The US elections: Size matters

Tonight, political junkies around Westminster will stay up late and watch the US election results roll in. One thing which will help the “post game analysis” however is remembering that size and culture matter and that the US is not the same as the UK.

It might seem obvious but as political loyalties go, we often get sidetracked by comparing the generic left/right divide in almost equivalent terms in the US to here, at least in our gut. The left is for centralised spending. Redistribution is an important part of the social safety net. The right wants to balance the books, lower taxes and generally let people get on with their lives. But the comparison doesn't really take into consideration the varying size between the United States (the tip's in the name) and the United Kingdom.

Let me elaborate. While you might be a redistributes in the United Kingdom, it should not necessarily follow that you would like the US federal Government to be inclined towards the same redistributes principles as you might in the UK. You might be for the principle of subsidiarity, meaning that the right sort of decisions should be made by the right sort of government (or even church or family) at the right sort of level.

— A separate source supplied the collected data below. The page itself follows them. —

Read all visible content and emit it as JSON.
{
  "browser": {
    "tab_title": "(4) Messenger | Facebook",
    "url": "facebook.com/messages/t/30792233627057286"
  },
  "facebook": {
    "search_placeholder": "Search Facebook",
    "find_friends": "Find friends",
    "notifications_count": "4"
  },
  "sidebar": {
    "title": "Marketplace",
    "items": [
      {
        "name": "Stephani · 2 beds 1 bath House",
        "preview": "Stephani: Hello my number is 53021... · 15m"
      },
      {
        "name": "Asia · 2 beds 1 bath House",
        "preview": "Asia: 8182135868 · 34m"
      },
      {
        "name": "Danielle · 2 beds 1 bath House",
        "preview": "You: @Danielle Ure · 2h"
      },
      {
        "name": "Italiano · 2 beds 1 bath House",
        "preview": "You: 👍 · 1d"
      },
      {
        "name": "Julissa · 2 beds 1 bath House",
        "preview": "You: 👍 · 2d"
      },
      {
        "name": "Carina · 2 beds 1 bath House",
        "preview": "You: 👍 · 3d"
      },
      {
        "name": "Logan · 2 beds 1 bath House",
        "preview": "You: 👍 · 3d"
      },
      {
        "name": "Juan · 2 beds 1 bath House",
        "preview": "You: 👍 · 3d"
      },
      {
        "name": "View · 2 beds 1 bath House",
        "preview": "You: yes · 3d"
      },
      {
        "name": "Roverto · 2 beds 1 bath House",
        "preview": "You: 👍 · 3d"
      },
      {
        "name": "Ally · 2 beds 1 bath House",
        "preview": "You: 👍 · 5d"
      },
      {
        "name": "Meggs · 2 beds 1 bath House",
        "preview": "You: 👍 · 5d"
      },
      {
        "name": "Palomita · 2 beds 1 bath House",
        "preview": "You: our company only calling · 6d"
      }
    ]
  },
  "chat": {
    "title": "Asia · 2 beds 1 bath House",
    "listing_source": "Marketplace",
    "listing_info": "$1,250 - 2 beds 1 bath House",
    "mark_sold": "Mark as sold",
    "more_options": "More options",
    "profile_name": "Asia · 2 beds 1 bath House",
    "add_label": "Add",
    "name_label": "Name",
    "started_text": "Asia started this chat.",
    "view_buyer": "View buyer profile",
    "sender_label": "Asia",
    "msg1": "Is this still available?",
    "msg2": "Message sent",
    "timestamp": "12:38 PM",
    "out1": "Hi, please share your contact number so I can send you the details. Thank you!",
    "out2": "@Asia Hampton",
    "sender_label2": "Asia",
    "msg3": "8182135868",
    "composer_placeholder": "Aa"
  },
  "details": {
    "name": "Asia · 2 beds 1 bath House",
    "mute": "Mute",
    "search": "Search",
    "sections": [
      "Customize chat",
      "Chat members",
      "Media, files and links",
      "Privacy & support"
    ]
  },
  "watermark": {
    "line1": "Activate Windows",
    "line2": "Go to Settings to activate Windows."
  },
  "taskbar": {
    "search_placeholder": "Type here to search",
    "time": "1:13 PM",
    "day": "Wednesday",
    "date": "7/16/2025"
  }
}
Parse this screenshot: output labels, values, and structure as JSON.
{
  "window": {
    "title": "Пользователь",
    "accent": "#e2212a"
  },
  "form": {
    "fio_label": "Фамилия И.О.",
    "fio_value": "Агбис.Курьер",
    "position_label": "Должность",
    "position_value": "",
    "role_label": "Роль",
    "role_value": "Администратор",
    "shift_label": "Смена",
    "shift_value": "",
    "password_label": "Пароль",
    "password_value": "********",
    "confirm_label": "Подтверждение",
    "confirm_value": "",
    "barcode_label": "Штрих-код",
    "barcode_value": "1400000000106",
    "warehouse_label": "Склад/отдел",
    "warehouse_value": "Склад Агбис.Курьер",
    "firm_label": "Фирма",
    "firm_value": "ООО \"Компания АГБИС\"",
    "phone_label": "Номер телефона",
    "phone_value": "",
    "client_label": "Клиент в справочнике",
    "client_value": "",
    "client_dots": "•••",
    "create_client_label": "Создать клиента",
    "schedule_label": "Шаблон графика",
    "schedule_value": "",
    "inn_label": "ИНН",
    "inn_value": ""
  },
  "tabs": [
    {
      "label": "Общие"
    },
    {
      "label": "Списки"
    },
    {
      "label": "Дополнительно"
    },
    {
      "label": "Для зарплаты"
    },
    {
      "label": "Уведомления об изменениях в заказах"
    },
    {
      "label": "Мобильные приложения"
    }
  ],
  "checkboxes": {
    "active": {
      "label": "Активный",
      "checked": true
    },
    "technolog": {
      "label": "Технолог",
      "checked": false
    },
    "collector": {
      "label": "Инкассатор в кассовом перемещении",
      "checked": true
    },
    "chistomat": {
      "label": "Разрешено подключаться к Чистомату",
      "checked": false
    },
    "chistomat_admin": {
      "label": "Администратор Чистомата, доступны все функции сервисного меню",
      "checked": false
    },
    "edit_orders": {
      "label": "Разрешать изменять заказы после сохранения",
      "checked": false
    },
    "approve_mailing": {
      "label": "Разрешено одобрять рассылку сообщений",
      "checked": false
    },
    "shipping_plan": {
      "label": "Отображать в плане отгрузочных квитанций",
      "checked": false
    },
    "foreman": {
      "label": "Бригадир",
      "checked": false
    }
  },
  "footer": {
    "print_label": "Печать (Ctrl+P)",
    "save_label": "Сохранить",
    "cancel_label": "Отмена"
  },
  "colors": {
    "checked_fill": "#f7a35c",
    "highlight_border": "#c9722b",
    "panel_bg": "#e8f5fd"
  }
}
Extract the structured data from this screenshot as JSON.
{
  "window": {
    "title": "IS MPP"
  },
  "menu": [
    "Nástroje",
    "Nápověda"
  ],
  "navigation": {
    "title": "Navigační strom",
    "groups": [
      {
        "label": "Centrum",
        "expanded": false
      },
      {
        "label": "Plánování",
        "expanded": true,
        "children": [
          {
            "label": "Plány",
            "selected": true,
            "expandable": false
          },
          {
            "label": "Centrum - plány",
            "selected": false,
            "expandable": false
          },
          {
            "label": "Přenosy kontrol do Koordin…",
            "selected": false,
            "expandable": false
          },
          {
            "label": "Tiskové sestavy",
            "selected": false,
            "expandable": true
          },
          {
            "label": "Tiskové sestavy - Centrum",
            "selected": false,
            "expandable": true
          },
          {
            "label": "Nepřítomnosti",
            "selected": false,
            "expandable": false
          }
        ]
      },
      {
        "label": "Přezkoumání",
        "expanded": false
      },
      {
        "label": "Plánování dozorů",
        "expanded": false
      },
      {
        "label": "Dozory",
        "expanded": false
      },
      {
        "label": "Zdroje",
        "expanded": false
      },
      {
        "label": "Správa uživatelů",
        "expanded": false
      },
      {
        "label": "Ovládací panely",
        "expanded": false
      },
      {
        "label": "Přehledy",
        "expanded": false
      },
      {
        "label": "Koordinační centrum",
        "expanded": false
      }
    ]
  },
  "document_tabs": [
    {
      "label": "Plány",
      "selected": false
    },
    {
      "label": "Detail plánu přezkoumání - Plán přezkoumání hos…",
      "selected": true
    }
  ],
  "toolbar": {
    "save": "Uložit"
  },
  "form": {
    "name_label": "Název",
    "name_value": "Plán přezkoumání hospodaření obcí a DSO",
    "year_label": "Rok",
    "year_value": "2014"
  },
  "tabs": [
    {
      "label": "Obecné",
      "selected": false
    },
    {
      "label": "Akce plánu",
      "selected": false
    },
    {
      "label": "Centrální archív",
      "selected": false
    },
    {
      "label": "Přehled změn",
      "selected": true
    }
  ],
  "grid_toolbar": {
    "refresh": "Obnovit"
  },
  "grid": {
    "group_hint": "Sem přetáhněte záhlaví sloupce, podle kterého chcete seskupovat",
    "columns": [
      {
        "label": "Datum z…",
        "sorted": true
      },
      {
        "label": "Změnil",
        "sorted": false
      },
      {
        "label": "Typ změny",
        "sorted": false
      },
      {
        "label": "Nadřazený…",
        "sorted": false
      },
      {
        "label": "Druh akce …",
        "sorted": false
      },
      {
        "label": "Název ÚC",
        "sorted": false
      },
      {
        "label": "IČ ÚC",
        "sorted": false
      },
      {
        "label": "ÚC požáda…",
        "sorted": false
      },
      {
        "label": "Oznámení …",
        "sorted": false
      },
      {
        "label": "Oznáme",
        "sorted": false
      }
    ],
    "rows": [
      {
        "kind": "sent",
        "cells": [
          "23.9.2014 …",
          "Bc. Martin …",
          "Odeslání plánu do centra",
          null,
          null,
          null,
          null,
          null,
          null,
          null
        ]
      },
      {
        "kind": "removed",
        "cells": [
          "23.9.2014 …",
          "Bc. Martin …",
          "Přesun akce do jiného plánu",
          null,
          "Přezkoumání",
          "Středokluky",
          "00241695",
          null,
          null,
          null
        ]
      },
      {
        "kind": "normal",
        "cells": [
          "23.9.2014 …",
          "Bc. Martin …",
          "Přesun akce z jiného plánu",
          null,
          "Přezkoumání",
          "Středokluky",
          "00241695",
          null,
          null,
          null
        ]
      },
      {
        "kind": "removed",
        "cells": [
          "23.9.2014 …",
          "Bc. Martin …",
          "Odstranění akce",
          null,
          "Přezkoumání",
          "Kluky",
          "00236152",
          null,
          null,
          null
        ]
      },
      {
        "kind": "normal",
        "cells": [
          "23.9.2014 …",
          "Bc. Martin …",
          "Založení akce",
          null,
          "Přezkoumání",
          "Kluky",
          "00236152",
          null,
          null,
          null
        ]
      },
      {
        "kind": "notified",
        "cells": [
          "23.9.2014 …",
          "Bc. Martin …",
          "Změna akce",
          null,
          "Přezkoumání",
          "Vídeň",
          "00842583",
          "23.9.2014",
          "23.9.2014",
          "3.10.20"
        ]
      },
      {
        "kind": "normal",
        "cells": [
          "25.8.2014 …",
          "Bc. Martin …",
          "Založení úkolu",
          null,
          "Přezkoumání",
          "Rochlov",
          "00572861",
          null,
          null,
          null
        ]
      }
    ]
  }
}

While the population of the US is smaller than that of the EU 27 member states, it is much larger than the population of the United Kingdom. Moreover, while there are cultural differences between the north and the south of the UK, say for example in how direct northerners can be in comparison with southerners, that difference is nowhere near as pronounced as it is between Alabama (indirect) and Michigan (direct), or culturally as different as a Californian optimist and a New York Jew. Culture matters and so does size.

Differences in culture might mean that different people want different things from their State's legislators. That is why I think state and gubernatorial elections in the US are more important and sadly less glamorised in comparison with the Presidential race. In my experience, and it is limited though I lived in the US for four years and am married to an American, people tend to be more aware of the Presidential policies around the elections (inasmuch as they can or want to be informed) than they would be with the work of their local representative at State level. This is a little sad.

After all, Mayoral elections, or school board elections can be just as important, if not more so for the day to day life of your family and the families around you, as might be who becomes, as the parlance goes the next leader of the free world.

And as much as Federal Governments might like to be able to influence education or job creation through centralised spending and Government programmes, they are not always the best place to make decisions about how to spend money or what to spend money on in order to do the things that we would like them to do. That sort of decision making takes local intelligence and active public servants. Get a good Mayor and your town might be the next hub of art meeting tech-development. Get a bad one and the best he might try to do is get a little extra cash to spend on a pet project rather than lead a city in all that entails.
While your gut might tell you that you would vote for Obama because of your support for the same principles that broadly underlay the Labour party. Remember that the population of the UK is as big as that of Texas and California.